I was in a slump. a pit. thinking that I didn’t have the tools in my tool belt to get myself out.
Answering a question like that can really bring to things back to reality. We begin to convince ourselves that what we are doing DOES bring the most joy to our lives, when in truth it isn’t.
Well, naturally, my next question to her was “what the heck do I do next if I know that what I currently spend 80% of my week doing isn’t what brings me the most joy in life?” She said, “Time will tell. Start listing every event or activity that you believe has made you who you are or you enjoy doing. It could be small or large, short term or long term. Then start connecting the dots.”
Ew, I thought. Vague. Reflection, lovely. I can be patient with 120 loud teenagers, but be patient with myself? No way. This was November. And mind you, my mind was a jumbled mess – stay in education? stay at my school? go back to school, but for what? hey, you’ve always liked that, maybe..? A bunch of prospects crossed my mind. Some reoccurring, some fleeting.

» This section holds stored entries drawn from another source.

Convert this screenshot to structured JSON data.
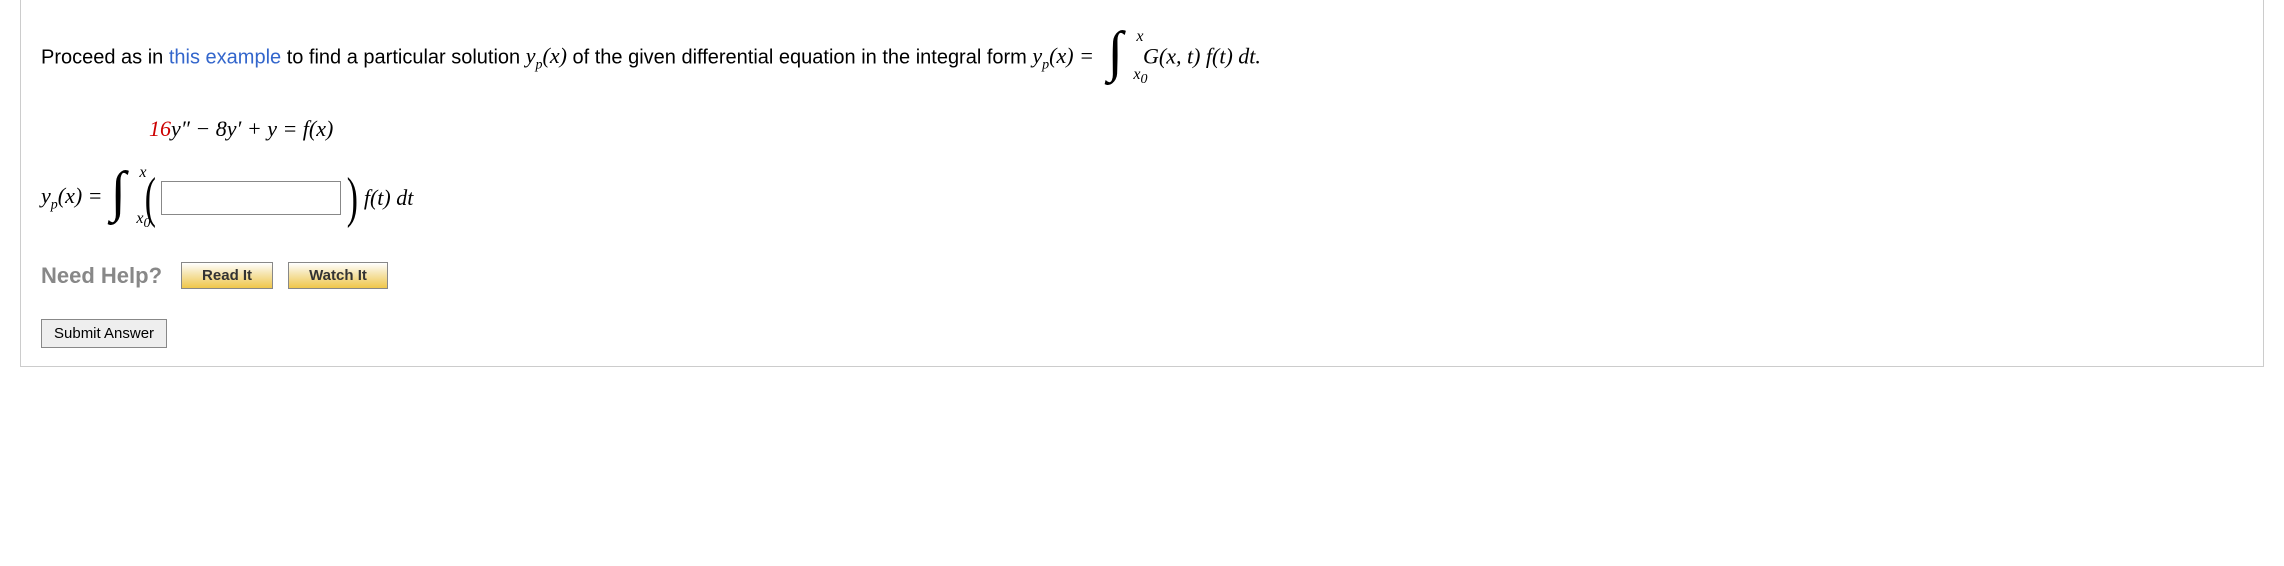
{
  "prompt": {
    "pre": "Proceed as in ",
    "link": "this example",
    "mid": " to find a particular solution ",
    "yp1": "y",
    "yp1_sub": "p",
    "yp1_arg": "(x)",
    "mid2": " of the given differential equation in the integral form ",
    "yp2": "y",
    "yp2_sub": "p",
    "yp2_arg": "(x) = ",
    "int_upper": "x",
    "int_lower": "x",
    "int_lower_sub": "0",
    "integrand": "G(x, t) f(t) dt."
  },
  "equation": {
    "coef1": "16",
    "body": "y″ − 8y′ + y = f(x)"
  },
  "answer": {
    "lhs_y": "y",
    "lhs_sub": "p",
    "lhs_arg": "(x) = ",
    "int_upper": "x",
    "int_lower": "x",
    "int_lower_sub": "0",
    "after": "f(t) dt",
    "input_value": ""
  },
  "help": {
    "label": "Need Help?",
    "read": "Read It",
    "watch": "Watch It"
  },
  "submit": "Submit Answer"
}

So, I did what she said. A very hard process, I might say. I started to list that which I enjoy and dedicated time to continually do so. Lots of time reflecting on questions. Lots of time talking with family and my friends. Lots of researching. Soon enough, memories flooded my mind from high school, college, and teaching. Life in New York. Life in California. Traveling. Abroad studies. Classes. Random musings. Spontaneous opportunities. and of course, running…
When I finally made the decision, my mind felt free.
I no longer felt constrained to something that I thought I should do, rather what I wanted to do.
Within the past month, I have felt such a noticeable change in my mental demeanor. Tasks that should feel daunting, don’t. My days fill up with activities that I truly enjoy or are working me towards another goal. I wake up ready to take on the day and make it meaningful – even if it appears as a slow trudge and granted, I have my days!
Suddenly, I’m finding that I do have the “tools in my tool box” (my Statistics teacher uses this expression ALL THE TIME as he explains how to work through a problem) or I know how to go about finding them.
I’m excited about the possibilities and what is to come during this journey.